I have heard the same thing about slavery, that it was abolished to a large extent because it wasn’t necessary anymore. Animal rights probably became popular around the same time that we started using tractors instead of horses. Once we learn how to create animal flesh in a lab animal rights will probably take off. But fossil fuels will eventually be replaced, they have to be. In under 20 years we’ve managed to decrease the cost of wind power by about 80% per kwh and solar by about 75% per kwh. We’ve also created meltdown proof nuclear reactors. Plus fossil fuels can be obtained from a variety of organic matter nowadays, not just oil in the ground. So the idea that we’ll still be dependent on fossil fuels in 2060 the same way we are now doesn’t strike me as realistic.

That is like saying wealth based on slavery is artificial. Slavery led to wealth that didn’t require slavery is what I’m implying. If it weren’t for the wealth slavery invented perhaps we wouldn’t have invented the machinery that replaced slavery. The same can be said for fossil fuels. If not for the wealth they provided we wouldn’t be at the point now where we can create clean energy for the same price.

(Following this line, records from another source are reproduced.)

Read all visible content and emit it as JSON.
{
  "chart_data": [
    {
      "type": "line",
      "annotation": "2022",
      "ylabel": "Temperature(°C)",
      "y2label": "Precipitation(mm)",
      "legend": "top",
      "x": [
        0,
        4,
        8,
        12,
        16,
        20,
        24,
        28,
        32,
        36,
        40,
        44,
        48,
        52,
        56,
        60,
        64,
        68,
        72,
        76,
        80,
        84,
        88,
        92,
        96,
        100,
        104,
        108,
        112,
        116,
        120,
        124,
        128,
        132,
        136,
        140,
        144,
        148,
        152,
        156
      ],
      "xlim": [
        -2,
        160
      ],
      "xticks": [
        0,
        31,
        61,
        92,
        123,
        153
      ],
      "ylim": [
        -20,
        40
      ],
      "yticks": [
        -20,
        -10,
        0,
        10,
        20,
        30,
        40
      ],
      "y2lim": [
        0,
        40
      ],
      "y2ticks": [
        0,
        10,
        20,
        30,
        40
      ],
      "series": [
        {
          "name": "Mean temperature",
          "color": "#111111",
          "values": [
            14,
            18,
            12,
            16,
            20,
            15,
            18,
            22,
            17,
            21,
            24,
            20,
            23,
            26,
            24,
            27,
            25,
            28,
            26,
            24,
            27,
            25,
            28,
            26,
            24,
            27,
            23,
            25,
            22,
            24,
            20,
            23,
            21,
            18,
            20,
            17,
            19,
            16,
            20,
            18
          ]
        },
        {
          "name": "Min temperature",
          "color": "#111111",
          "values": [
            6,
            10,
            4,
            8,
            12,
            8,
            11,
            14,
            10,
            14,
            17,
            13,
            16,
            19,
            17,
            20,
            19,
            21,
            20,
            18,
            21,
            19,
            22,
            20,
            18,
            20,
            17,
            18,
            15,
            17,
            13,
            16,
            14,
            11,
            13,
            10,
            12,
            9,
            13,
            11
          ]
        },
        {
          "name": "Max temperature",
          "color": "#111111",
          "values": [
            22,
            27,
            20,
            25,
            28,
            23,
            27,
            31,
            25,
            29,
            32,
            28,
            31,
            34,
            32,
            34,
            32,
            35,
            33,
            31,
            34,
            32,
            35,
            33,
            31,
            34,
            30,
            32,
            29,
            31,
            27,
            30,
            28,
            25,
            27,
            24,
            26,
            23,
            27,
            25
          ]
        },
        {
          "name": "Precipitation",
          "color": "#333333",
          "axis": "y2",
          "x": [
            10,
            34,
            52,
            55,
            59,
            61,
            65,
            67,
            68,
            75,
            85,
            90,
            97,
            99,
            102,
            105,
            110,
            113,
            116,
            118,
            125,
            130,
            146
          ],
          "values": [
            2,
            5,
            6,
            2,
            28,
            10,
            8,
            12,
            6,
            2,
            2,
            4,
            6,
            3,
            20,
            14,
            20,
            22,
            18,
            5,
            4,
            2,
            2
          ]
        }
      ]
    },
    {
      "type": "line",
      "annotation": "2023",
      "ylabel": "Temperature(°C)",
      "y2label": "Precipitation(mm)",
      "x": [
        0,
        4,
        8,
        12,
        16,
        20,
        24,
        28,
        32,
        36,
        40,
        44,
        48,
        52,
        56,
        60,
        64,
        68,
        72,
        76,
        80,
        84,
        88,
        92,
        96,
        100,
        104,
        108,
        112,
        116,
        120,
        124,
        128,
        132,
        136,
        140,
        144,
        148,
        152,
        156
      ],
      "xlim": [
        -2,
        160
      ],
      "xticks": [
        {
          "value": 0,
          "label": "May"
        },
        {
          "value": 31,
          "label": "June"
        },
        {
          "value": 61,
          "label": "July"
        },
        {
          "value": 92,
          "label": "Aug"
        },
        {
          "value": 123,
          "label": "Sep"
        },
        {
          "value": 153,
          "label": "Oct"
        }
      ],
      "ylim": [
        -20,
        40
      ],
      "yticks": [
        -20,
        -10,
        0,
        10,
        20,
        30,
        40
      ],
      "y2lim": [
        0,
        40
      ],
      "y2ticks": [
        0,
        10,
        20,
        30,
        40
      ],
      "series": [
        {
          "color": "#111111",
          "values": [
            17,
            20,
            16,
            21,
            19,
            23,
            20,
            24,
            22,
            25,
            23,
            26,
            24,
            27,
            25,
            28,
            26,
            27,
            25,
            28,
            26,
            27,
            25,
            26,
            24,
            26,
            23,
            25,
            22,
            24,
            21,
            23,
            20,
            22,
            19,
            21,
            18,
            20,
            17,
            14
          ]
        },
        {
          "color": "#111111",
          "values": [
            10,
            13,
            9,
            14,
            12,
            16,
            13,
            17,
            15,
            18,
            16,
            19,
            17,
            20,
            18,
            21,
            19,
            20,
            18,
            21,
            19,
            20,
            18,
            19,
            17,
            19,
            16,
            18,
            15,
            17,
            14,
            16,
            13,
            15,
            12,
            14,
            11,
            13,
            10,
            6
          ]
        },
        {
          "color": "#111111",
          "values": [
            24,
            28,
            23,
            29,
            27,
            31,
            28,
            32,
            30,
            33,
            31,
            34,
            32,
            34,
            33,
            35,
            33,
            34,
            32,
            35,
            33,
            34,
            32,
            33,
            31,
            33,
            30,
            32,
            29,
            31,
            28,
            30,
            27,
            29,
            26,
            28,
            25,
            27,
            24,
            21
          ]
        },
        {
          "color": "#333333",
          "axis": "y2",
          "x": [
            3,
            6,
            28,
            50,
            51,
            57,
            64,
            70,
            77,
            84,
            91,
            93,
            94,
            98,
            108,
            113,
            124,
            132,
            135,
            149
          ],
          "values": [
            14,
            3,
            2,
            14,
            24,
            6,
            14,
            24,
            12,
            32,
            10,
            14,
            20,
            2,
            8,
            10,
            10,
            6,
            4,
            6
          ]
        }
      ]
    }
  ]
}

There are endless things industrialized society couldn’t exist without. Computers, language, energy, virtually every branch of science, etc. Remove any of them and things go to shit fast.

Let me define “rich” as “what would be considered upper-middle class in America in the 60s-70s, or solid middle-class today.” By that definition, no, not everyone in the world can be rich, but the majority can. There are some facets of human nature that cannot be surmounted, but I believe these impediments are, in theory, surmountable:

A) War,
B) Anti-democracy.

If long-lasting peace and democratic regimes can be brought to those portions of the developing world which do not have it, the economic inefficiencies brought about by dictatorship and war can be focused into building infrastructure and ensuring fair opportunities to achieve a reasonable amount of wealth. (Not everyone would be able to acheive this, though, even with a fairly redistributive tax system: for instance many would spend the subsidy on booze drugs or Everquest :slight_smile: ) I see no reason why, barring ecological barriers, given the expanded manufacturing capacity and peace and stability I posited, that everyone cannot enjoy the same standard of living as many do now in the US.

OTOH, at first it would hurt the US as we would no longer be able to count on them for cheap labor and commodities, but it would lead to much cheaper high-quality products than today since everyone would be competing to produce the best.

Wealth has increased from productivity gains for the most part. A farmer can grow, harvest, and sell more today than he could 100 years back. Ditto for manufacturing and information work. A lot of this comes from industrialization - although some of it is just increased knowledge (like medicine helping people live longer and stronger).

If you’re in the US, there’s an added boost from not having had a major war in a while to damage infrastructure.

If somebody invented a magic box that would produce anything anybody wanted, there wouldn’t be enough space to absorb the stuff or the inevitable population explosion. We’d soon fill the planet with ourselves, our buildings, our waste. I’d expect a future of unending territorial wars until everyone died or all the magic boxes were destroyed. So yes, I think is a limit to the size of the stable above-substistence-level population of earth.